My time gets occupied with working out, going out for drives, and house work. I feel like sometimes I purposely make my place dirty just so I can keep busy cleaning it one day. It’s almost weird when I think about it…
Out east of where I’m at is where my sister lives. She’s always been bugging me about going out to town with her and her friends. I think she is starting to feel bad that I have almost zero friends at my new place (aside from my friend who is a personal trainer in a gym about ten minutes away from my townhouse). But my days are usually the same. Study up on the department policies, working out, driving, and watching Netflix. My sister really wants me to start getting out in the dating world. I know it’s too soon.
I think for now all I can do is just focus on the more important things. I can make time for friends later. I can make time for someone special later. I’ve burned so many bridges in the past month I might as well try to figure out how to rebuild what I’ve lost. Not necessarily figure out how to build it back to the people I’ve lost, but rather learn how it happened.
My therapist thinks that I have finally learned how the real world works. She made a point that I have really taken a big step these past few days I’ve seen her. She’s starting to see that I am accepting what has happened to me and that I no longer sing the sob story to try to make everyone feel bad. She got me to admit I tried to get sympathy and empathy from everyone I meet, but I now realize that the two can never happen at the same time.
So for now I’ll just focus on picking up myself before picking up the broken pieces around me. When I look on the bright side I think of this. I’m at a job where it is highly respected, I have a nice new place, and I have an opportunity to a fresh start. Might as well not mess this one up. Maybe I really do need to just erase everyone from the past and just keep moving forward. There was so much damage done in the past that sometimes its just better to walk away. It might be more expensive to fix rather than to just get something newer and better.
But this whole night shift lifestyle schedule is weird. It’s not killing me. It’s just weird. Maybe I should find someone who is also a night shifter. Someone who can hang on the same time schedule as me and not feel tired at all around four in the morning yet be out like a log when its noon. That would make things a lot easier for me.
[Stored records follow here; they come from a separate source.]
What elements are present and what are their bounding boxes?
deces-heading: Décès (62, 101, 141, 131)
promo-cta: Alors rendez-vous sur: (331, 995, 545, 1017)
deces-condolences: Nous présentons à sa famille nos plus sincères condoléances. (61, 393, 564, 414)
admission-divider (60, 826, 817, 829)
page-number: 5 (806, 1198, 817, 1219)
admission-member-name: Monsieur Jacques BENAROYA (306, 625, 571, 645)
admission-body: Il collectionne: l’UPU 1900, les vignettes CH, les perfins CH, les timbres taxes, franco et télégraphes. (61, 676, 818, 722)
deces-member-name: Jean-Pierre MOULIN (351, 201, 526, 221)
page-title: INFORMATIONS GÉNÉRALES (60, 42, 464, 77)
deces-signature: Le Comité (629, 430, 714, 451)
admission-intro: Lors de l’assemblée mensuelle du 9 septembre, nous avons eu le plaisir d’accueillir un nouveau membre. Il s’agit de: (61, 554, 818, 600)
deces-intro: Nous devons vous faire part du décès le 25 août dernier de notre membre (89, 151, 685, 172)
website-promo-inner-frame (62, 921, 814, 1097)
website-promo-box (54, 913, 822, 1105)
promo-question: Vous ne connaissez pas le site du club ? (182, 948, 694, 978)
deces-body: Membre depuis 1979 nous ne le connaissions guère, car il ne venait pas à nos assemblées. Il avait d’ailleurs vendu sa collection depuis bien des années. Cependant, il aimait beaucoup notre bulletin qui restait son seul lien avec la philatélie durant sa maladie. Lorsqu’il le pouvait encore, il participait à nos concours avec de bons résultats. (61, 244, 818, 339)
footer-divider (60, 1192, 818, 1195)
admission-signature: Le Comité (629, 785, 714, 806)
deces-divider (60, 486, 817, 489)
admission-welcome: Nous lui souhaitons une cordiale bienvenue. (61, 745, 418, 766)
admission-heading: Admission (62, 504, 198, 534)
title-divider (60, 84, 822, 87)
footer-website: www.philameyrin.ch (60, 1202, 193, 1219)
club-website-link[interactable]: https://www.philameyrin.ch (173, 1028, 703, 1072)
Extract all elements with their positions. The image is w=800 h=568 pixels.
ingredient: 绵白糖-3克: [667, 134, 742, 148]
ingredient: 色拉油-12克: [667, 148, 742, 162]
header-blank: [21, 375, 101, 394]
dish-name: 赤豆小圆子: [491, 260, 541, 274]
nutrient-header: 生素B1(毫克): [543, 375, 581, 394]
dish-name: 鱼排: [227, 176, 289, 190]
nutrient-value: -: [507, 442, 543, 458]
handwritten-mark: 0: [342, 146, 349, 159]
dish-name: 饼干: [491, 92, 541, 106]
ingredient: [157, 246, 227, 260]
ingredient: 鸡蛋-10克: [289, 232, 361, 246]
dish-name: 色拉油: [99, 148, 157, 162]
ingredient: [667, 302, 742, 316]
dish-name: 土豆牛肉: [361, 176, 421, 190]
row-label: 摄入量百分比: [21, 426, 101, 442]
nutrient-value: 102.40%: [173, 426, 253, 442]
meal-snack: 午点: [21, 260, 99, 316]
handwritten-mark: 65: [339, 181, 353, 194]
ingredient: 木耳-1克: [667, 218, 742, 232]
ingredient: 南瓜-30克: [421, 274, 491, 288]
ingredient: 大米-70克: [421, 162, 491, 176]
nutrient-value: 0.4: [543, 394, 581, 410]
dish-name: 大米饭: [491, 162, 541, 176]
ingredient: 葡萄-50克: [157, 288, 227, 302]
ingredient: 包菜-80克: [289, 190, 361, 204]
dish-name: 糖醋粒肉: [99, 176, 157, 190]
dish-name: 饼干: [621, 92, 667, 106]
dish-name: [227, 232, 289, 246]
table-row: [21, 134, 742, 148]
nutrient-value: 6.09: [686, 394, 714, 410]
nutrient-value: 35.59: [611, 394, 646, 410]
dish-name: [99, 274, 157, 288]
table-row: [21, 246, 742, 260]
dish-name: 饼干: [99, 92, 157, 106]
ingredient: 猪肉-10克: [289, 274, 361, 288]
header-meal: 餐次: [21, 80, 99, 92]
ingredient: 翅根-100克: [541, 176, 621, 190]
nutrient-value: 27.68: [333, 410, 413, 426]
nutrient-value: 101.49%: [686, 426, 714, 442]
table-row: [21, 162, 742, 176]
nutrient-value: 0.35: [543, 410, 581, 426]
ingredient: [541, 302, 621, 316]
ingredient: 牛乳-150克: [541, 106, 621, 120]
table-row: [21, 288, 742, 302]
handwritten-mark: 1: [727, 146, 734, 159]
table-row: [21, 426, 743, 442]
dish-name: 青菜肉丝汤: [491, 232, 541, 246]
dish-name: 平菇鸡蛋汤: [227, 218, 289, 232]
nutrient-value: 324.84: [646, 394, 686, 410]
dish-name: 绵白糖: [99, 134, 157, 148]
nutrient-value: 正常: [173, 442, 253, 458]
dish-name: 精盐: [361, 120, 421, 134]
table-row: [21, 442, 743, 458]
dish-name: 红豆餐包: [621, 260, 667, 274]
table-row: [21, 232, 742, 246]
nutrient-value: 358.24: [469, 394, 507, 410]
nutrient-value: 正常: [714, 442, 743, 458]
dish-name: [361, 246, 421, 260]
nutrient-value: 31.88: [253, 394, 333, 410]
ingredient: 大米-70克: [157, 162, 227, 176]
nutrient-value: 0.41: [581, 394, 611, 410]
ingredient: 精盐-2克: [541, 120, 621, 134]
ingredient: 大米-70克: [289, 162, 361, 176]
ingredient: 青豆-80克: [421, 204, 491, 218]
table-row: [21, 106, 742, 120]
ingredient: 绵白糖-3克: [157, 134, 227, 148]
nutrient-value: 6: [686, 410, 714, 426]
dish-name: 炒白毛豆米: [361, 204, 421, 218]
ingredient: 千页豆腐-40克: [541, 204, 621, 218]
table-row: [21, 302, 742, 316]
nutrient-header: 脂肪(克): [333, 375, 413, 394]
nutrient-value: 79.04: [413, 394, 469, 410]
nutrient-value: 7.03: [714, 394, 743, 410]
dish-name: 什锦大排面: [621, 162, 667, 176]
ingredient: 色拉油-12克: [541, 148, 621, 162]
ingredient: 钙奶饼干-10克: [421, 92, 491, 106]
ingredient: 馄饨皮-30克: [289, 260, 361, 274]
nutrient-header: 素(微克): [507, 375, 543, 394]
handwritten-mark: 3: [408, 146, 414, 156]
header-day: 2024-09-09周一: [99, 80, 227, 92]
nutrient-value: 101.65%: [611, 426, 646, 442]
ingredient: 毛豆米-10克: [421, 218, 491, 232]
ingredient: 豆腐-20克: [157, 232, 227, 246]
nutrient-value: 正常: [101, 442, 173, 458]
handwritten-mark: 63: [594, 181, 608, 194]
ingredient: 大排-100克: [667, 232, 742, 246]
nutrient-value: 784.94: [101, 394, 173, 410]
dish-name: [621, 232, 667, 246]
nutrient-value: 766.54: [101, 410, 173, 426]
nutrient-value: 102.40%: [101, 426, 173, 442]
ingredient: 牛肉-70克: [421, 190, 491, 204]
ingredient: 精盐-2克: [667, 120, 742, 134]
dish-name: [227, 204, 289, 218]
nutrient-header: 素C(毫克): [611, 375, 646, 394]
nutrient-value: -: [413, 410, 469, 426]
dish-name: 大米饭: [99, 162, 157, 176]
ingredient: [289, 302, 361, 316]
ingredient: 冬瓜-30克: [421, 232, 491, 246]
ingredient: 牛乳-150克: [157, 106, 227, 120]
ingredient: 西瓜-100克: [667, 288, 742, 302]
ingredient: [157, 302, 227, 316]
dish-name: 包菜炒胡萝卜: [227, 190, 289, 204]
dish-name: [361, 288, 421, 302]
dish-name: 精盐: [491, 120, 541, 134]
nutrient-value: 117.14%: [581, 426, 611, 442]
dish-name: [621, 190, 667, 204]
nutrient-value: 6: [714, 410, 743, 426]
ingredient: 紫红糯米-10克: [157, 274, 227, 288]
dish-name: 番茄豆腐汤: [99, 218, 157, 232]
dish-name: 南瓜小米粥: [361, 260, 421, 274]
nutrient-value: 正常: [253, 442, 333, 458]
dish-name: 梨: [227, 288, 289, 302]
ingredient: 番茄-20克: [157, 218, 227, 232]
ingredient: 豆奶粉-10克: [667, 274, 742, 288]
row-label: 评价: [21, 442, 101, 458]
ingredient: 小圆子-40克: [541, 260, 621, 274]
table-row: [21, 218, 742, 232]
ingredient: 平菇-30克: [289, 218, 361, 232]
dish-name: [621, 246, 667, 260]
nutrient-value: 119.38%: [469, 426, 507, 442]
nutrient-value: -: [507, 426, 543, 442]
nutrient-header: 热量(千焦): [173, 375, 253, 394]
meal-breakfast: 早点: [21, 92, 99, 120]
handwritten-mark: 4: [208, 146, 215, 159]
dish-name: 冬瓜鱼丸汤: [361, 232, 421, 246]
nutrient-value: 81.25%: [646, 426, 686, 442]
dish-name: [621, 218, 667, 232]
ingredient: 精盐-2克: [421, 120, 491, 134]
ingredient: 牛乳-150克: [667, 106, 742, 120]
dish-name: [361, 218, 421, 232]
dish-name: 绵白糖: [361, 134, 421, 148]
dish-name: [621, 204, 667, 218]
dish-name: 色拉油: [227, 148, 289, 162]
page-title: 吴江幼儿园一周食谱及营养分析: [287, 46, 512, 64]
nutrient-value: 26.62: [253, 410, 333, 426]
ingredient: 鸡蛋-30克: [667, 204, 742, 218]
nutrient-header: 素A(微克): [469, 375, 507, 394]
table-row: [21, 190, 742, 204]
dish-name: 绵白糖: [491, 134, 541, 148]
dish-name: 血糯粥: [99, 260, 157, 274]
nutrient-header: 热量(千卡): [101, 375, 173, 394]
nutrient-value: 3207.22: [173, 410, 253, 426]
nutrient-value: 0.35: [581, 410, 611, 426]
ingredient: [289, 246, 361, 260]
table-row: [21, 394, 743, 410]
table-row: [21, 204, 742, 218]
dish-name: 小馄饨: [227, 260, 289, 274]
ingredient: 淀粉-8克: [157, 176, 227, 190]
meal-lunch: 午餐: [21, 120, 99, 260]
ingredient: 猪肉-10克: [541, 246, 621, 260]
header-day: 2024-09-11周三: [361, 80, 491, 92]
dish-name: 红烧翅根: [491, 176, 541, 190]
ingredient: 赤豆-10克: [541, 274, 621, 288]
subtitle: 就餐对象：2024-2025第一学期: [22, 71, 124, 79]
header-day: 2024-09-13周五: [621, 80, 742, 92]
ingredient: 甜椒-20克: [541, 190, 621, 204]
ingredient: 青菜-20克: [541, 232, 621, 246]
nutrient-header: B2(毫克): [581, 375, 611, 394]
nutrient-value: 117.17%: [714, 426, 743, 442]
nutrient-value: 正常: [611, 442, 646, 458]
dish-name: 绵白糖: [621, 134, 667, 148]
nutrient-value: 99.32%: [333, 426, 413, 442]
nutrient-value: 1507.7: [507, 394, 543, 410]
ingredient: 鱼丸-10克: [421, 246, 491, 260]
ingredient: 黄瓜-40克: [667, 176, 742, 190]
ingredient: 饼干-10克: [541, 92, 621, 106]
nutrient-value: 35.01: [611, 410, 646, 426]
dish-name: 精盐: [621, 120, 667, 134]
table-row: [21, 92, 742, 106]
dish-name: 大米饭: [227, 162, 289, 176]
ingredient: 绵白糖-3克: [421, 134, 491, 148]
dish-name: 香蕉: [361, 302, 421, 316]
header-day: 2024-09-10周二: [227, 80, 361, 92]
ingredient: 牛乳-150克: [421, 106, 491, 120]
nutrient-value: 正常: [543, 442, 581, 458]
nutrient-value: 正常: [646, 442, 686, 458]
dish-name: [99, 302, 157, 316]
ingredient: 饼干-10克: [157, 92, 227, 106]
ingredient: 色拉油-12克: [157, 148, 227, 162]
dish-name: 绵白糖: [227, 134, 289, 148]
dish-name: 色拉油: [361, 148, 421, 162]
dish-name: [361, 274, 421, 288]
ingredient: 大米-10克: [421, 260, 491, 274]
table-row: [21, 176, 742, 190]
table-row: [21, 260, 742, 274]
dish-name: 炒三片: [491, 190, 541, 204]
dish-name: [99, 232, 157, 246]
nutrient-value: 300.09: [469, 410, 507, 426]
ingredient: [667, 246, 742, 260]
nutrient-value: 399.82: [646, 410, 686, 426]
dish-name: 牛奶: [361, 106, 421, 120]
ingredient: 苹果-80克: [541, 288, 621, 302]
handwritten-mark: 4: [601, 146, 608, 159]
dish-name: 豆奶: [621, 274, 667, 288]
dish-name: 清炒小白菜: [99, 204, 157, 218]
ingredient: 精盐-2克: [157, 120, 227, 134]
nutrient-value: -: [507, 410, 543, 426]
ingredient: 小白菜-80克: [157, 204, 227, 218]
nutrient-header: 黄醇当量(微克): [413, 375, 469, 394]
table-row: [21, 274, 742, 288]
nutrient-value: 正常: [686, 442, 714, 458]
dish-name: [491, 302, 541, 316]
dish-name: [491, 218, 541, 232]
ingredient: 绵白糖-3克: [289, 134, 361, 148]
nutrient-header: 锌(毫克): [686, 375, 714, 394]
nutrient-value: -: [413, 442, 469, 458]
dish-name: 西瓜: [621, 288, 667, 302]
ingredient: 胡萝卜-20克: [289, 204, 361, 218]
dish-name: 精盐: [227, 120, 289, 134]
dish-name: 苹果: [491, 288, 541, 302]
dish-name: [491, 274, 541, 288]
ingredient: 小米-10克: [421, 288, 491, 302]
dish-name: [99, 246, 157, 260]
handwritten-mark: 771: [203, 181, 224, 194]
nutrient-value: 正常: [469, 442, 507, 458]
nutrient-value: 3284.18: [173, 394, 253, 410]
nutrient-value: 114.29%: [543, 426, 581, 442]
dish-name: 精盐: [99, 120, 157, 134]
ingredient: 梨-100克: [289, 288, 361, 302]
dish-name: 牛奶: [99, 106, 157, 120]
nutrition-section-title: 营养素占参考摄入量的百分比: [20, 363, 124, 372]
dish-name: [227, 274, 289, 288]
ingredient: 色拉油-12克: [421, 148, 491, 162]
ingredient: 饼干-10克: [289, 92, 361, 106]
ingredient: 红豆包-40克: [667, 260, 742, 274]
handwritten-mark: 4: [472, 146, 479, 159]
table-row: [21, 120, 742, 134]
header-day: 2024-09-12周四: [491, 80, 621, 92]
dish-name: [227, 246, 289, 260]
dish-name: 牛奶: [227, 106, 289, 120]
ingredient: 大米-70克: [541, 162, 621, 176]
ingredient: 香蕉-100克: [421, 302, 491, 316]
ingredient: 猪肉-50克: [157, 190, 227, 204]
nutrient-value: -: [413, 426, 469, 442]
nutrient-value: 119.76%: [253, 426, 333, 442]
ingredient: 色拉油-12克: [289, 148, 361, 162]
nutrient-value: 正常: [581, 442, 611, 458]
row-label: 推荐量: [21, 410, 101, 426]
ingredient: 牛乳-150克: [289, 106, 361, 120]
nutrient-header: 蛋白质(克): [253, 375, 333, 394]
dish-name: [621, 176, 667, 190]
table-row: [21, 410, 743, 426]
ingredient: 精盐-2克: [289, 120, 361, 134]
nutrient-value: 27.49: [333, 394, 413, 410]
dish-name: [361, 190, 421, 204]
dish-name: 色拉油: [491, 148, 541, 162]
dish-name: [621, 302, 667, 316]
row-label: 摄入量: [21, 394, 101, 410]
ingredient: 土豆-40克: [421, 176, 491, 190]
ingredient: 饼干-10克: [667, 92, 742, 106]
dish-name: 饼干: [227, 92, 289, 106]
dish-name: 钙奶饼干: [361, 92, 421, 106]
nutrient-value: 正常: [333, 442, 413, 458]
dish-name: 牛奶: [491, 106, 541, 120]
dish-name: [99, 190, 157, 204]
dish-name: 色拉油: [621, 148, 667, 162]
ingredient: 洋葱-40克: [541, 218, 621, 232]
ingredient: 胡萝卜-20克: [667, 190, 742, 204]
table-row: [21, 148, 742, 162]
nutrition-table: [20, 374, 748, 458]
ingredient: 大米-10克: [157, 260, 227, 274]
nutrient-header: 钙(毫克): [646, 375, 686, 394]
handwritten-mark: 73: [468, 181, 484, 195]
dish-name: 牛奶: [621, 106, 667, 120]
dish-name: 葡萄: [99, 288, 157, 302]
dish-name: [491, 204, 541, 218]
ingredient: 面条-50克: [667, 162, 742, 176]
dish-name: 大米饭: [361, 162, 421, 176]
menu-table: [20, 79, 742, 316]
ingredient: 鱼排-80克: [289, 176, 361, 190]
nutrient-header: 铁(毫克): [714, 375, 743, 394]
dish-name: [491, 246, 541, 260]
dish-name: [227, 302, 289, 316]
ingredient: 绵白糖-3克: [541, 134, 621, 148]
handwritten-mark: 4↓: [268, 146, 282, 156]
I guess all I can do is just wait and see. I got so much time left to make a change and see a difference. I’m just glad its the Fourth of July.
Just a small section dedicating the men and women who serve.
I was in the Marine Corps for four years. I am now serving as a firefighter in the Air National Guard. This past year has been crazy. Flag burning, anarchist remarks, and everything else that is tearing this great nation apart. But lets not forget why we are allowed to say and do what we want. Whether or not you are for or against anything that is going on in the world it’s wonderful that our nation has fought for those rights. One thing that people need to realize that if you don’t like it in this nation and you disagree with every right that people have, then leave. I did not serve to those who are not grateful for every right that was given to them that was earned with blood, sweat, and tears. If you really want to know what it’s like in another country, then what is stopping you?
The terror threats, FBI warnings, and the fear that is spread across the nation shall be dealt with courage and spirit. I will fly my flag high and proud. Let no other nation take away what I have. Let us not forget the men and women who took an oath to protect and serve all who are in this nation and not just the few.
Be safe out there. Don’t go shooting roman candles at each other or make dumb decisions that could cost you your life and jeopardize your safety or those around you.
Have fun. Drink beer. Grill out. And thank the good lord that we are free.